New Macs Leak - Nick5a1
http://9to5mac.com/2012/06/06/new-macs-spec-sheet-leaks-out-into-the-internet-pricing-and-names-included/

======
reitzensteinm
If the retina MacBook Pros are real, Apple really is throwing down the
gauntlet here.

And not just because of their advantage in hardware; Windows is notoriously
hard to program for in a resolution independent way, and the first double
resolution laptop displays are going to cause early adopters no end of pain.
Even if Windows 8 brings APIs to fix it, the long tail of apps are not going
to be updated any time soon.

I expect this to be an unusually large and concrete reason for everyday people
to choose a Mac laptop for the next few years. Side by side, Macs will look
amazing. Looked at a 3GS recently?
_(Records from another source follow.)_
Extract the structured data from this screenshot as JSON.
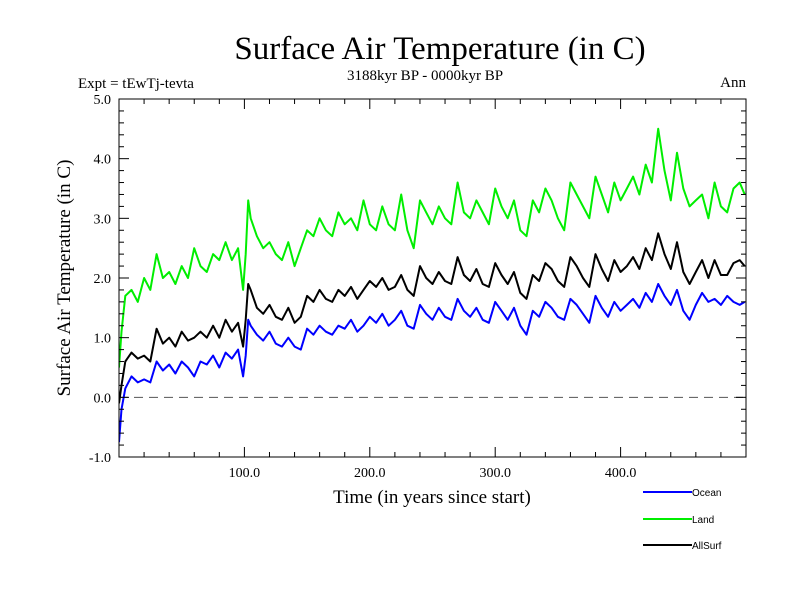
{
  "chart_data": {
    "type": "line",
    "title": "Surface Air Temperature (in C)",
    "subtitle": "3188kyr BP - 0000kyr BP",
    "experiment_label": "Expt = tEwTj-tevta",
    "season_label": "Ann",
    "xlabel": "Time (in years since start)",
    "ylabel": "Surface Air Temperature (in C)",
    "xlim": [
      0,
      500
    ],
    "ylim": [
      -1.0,
      5.0
    ],
    "x_ticks": [
      100,
      200,
      300,
      400
    ],
    "x_tick_labels": [
      "100.0",
      "200.0",
      "300.0",
      "400.0"
    ],
    "x_minor_step": 20,
    "y_ticks": [
      -1,
      0,
      1,
      2,
      3,
      4,
      5
    ],
    "y_tick_labels": [
      "-1.0",
      "0.0",
      "1.0",
      "2.0",
      "3.0",
      "4.0",
      "5.0"
    ],
    "y_minor_step": 0.2,
    "reference_line": {
      "y": 0.0,
      "style": "dashed",
      "color": "#555555"
    },
    "grid": false,
    "legend_position": "bottom-right",
    "x": [
      0,
      2,
      5,
      10,
      15,
      20,
      25,
      30,
      35,
      40,
      45,
      50,
      55,
      60,
      65,
      70,
      75,
      80,
      85,
      90,
      95,
      99,
      101,
      103,
      105,
      110,
      115,
      120,
      125,
      130,
      135,
      140,
      145,
      150,
      155,
      160,
      165,
      170,
      175,
      180,
      185,
      190,
      195,
      200,
      205,
      210,
      215,
      220,
      225,
      230,
      235,
      240,
      245,
      250,
      255,
      260,
      265,
      270,
      275,
      280,
      285,
      290,
      295,
      300,
      305,
      310,
      315,
      320,
      325,
      330,
      335,
      340,
      345,
      350,
      355,
      360,
      365,
      370,
      375,
      380,
      385,
      390,
      395,
      400,
      405,
      410,
      415,
      420,
      425,
      430,
      435,
      440,
      445,
      450,
      455,
      460,
      465,
      470,
      475,
      480,
      485,
      490,
      495,
      499
    ],
    "series": [
      {
        "name": "Ocean",
        "color": "#0000ff",
        "values": [
          -0.75,
          -0.2,
          0.15,
          0.35,
          0.25,
          0.3,
          0.25,
          0.6,
          0.45,
          0.55,
          0.4,
          0.6,
          0.5,
          0.35,
          0.6,
          0.55,
          0.7,
          0.5,
          0.75,
          0.65,
          0.8,
          0.35,
          0.7,
          1.3,
          1.2,
          1.05,
          0.95,
          1.1,
          0.9,
          0.85,
          1.0,
          0.85,
          0.8,
          1.15,
          1.05,
          1.2,
          1.1,
          1.05,
          1.2,
          1.15,
          1.3,
          1.1,
          1.2,
          1.35,
          1.25,
          1.4,
          1.2,
          1.3,
          1.45,
          1.2,
          1.15,
          1.55,
          1.4,
          1.3,
          1.5,
          1.35,
          1.3,
          1.65,
          1.45,
          1.35,
          1.5,
          1.3,
          1.25,
          1.6,
          1.45,
          1.3,
          1.5,
          1.2,
          1.05,
          1.45,
          1.35,
          1.6,
          1.5,
          1.35,
          1.3,
          1.65,
          1.55,
          1.4,
          1.25,
          1.7,
          1.5,
          1.35,
          1.6,
          1.45,
          1.55,
          1.65,
          1.5,
          1.75,
          1.6,
          1.9,
          1.7,
          1.55,
          1.8,
          1.45,
          1.3,
          1.55,
          1.75,
          1.6,
          1.65,
          1.55,
          1.7,
          1.6,
          1.55,
          1.6
        ]
      },
      {
        "name": "Land",
        "color": "#00ee00",
        "values": [
          0.5,
          1.1,
          1.7,
          1.8,
          1.6,
          2.0,
          1.8,
          2.4,
          2.0,
          2.1,
          1.9,
          2.2,
          2.0,
          2.5,
          2.2,
          2.1,
          2.4,
          2.3,
          2.6,
          2.3,
          2.5,
          1.8,
          2.4,
          3.3,
          3.0,
          2.7,
          2.5,
          2.6,
          2.4,
          2.3,
          2.6,
          2.2,
          2.5,
          2.8,
          2.7,
          3.0,
          2.8,
          2.7,
          3.1,
          2.9,
          3.0,
          2.8,
          3.3,
          2.9,
          2.8,
          3.2,
          2.9,
          2.8,
          3.4,
          2.8,
          2.5,
          3.3,
          3.1,
          2.9,
          3.2,
          3.0,
          2.9,
          3.6,
          3.1,
          3.0,
          3.3,
          3.1,
          2.9,
          3.5,
          3.2,
          3.0,
          3.3,
          2.8,
          2.7,
          3.3,
          3.1,
          3.5,
          3.3,
          3.0,
          2.8,
          3.6,
          3.4,
          3.2,
          3.0,
          3.7,
          3.4,
          3.1,
          3.6,
          3.3,
          3.5,
          3.7,
          3.4,
          3.9,
          3.6,
          4.5,
          3.8,
          3.3,
          4.1,
          3.5,
          3.2,
          3.3,
          3.4,
          3.0,
          3.6,
          3.2,
          3.1,
          3.5,
          3.6,
          3.4
        ]
      },
      {
        "name": "AllSurf",
        "color": "#000000",
        "values": [
          -0.1,
          0.2,
          0.6,
          0.75,
          0.65,
          0.7,
          0.6,
          1.15,
          0.9,
          1.0,
          0.85,
          1.1,
          0.95,
          1.0,
          1.1,
          1.0,
          1.2,
          1.0,
          1.3,
          1.1,
          1.25,
          0.85,
          1.3,
          1.9,
          1.8,
          1.5,
          1.4,
          1.55,
          1.35,
          1.3,
          1.5,
          1.25,
          1.35,
          1.7,
          1.6,
          1.8,
          1.65,
          1.6,
          1.8,
          1.7,
          1.85,
          1.65,
          1.8,
          1.95,
          1.85,
          2.0,
          1.8,
          1.85,
          2.05,
          1.8,
          1.7,
          2.2,
          2.0,
          1.9,
          2.1,
          1.95,
          1.9,
          2.35,
          2.05,
          1.95,
          2.15,
          1.9,
          1.85,
          2.25,
          2.05,
          1.9,
          2.1,
          1.75,
          1.65,
          2.05,
          1.95,
          2.25,
          2.15,
          1.95,
          1.85,
          2.35,
          2.2,
          2.0,
          1.85,
          2.4,
          2.15,
          1.95,
          2.3,
          2.1,
          2.2,
          2.35,
          2.15,
          2.5,
          2.3,
          2.75,
          2.4,
          2.15,
          2.6,
          2.1,
          1.9,
          2.1,
          2.3,
          2.0,
          2.3,
          2.05,
          2.05,
          2.25,
          2.3,
          2.2
        ]
      }
    ]
  }
}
Eww.

Of course, this is assuming OS X has resolution independence nailed; though
I'd be amazed if they shipped this if that wasn't the case.

------
benjaminwootton
I've been hanging on for a Macbook Air 11" in the hope they reduce the size of
the bezel and possibly increase resolution.

That will be a seriously nice piece of kit if they do!

------
serverascode
Not an apple fanboi, but really happy about super resolution displays...sick
of 24" HD displays. HD is for TVs.

------
josephcooney
Way to go somewhere in Australia for leaking the details.